Mas este não é o único apoio disponibilizado pela Câmara Municipal de Seia – câmara distinguida pelo décimo ano consecutivo em 2020 pelo Observatório das Autarquias Familiarmente Responsáveis. Em Seia as famílias têm também acesso ao apoio à vacinação infantil, aplicável no primeiro ano de vida do bebé, que corresponde ao reembolso de vacinas não comparticipadas pelo Plano Nacional de Vacinação, adquiridas no concelho e até ao montante máximo de 120 euros. Este apoio, para todos os bebés nascidos a partir de 2017, já chegou a 212 crianças, 16 das quais este ano.
Não só de dinheiro se fazem estes apoios. Em algumas zonas do país entregam-se “kits do bebé”, como acontece na Madalena (ilha do Pico, Açores). Ninguém fica de fora deste apoio, como sublinha o presidente da câmara, José António Soares, em conversa com a Pessoas: “Não excluímos ninguém. Toda a gente do concelho que se inscreva e tiver bebés recebe”. Os novos pais têm, assim, direito a um kit com produtos para o bebé (como fraldas, óleos, toalhitas e outros produtos de higiene) entregue duas vezes no primeiro ano de vida do recém-nascido. O autarca reconhece que “não é nada do outro mundo”, mas que “no início da vida do bebé faz a diferença”. Apesar de pouco, diz ser um apoio “acarinhado pelas mamãs e papás quando vêm recebê-lo”. Desde 2016, ano em que entregaram os primeiros kits, já foram oferecidos 222 kits.

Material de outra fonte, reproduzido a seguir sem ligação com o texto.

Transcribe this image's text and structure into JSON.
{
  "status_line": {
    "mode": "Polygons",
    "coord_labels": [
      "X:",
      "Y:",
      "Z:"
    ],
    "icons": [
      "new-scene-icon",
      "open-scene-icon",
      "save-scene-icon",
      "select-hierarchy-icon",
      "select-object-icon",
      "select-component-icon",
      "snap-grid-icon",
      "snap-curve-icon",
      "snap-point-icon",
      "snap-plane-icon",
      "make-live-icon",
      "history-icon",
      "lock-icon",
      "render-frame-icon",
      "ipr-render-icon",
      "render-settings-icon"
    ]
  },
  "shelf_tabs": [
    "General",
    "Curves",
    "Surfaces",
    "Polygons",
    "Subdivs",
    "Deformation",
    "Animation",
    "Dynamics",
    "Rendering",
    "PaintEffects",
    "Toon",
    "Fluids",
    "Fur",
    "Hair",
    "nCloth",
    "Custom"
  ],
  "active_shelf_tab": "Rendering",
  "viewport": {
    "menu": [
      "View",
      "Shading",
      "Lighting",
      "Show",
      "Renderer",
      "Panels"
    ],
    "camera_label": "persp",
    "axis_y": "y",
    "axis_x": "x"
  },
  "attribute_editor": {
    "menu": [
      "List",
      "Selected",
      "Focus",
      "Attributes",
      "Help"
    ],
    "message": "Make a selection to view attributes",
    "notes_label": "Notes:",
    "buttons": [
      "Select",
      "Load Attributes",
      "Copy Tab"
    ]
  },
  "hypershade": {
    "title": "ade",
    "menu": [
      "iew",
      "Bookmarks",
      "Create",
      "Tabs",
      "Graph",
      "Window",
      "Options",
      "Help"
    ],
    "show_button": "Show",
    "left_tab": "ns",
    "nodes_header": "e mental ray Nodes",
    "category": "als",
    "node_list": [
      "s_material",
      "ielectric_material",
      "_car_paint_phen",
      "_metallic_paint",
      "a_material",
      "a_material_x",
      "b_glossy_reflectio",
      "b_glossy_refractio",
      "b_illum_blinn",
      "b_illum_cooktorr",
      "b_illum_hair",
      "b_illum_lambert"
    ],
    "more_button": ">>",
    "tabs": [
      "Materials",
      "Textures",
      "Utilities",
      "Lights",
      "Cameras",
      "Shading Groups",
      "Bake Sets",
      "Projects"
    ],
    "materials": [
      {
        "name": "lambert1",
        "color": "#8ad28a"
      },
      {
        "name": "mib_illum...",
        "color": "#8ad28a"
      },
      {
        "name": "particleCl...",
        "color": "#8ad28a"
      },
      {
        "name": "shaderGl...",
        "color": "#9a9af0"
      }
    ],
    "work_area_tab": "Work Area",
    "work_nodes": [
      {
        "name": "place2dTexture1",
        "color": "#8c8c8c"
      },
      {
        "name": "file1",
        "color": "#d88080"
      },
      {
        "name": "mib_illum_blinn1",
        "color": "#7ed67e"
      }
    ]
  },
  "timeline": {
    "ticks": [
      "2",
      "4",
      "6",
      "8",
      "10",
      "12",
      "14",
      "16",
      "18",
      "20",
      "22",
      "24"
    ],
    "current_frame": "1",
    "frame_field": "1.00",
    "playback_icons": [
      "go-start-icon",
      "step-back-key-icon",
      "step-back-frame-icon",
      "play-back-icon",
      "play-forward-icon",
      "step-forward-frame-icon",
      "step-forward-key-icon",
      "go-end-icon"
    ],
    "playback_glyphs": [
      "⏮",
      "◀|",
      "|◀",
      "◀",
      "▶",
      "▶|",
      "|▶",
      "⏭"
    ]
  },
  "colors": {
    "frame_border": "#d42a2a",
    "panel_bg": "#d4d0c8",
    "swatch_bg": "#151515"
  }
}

Com este e outros apoios da autarquia que promovem a conciliação da vida familiar e profissional dos casais, José António Soares acredita que o município tem oferecido “melhores condições para que as pessoas possam viver e crescer”. E as estatísticas parecem concordar com o autarca, uma vez que “a Madalena registou, entre 2018 e 2019, o primeiro aumento populacional dos últimos oito anos, sendo o segundo município açoriano com o maior crescimento demográfico, neste período, de acordo com o INE”, indica a câmara. Além do mais, em 2017 o município registou a maior taxa bruta de natalidade (nascimentos por mil habitantes) do país, conjuntamente com Ribeira Grande, segundo os dados compilados pelo Pordata.
Mas não é só a nível regional ou municipal que se batalha contra o envelhecimento da população. Esta é também uma luta de Moreira de Cónegos, freguesia do concelho de Guimarães que viu muitos jovens emigrarem no início da década. “Com a última grande crise financeira os jovens saíram daqui para a Suíça, Inglaterra, Luxemburgo e sentimos que o nosso grupo etário da freguesia é agora considerado de terceira idade”, nota o presidente da Junta de Freguesia, António Brás. Por isso, foi proposto e aprovado o “Kit Recém Moreirense”, um apoio que dá a cada criança nascida ou adotada até aos cinco anos, um equipamento à escolha no valor de cem euros. “A grande maioria dos casais optam por uma vacina que custa 98 euros [valor da vacina da meningite tipo B, incluída no Plano Nacional de Vacinação apenas em outubro de 2020]”, conta António Brás. Este apoio já chegou a cerca de 15 crianças em 2020, ano em que a iniciativa começou. “Sabemos que é muito pouco, mas é o que uma Junta de Freguesia pode fazer”, diz, acrescentando que há uma empresa na freguesia que “dá 500 euros aos pais e se o casal trabalhar nessa empresa, são mil euros”. Como esta, há várias empresas pelo país, dispostas a dar uma ajuda extra aos seus colaboradores numa nova fase da sua vida.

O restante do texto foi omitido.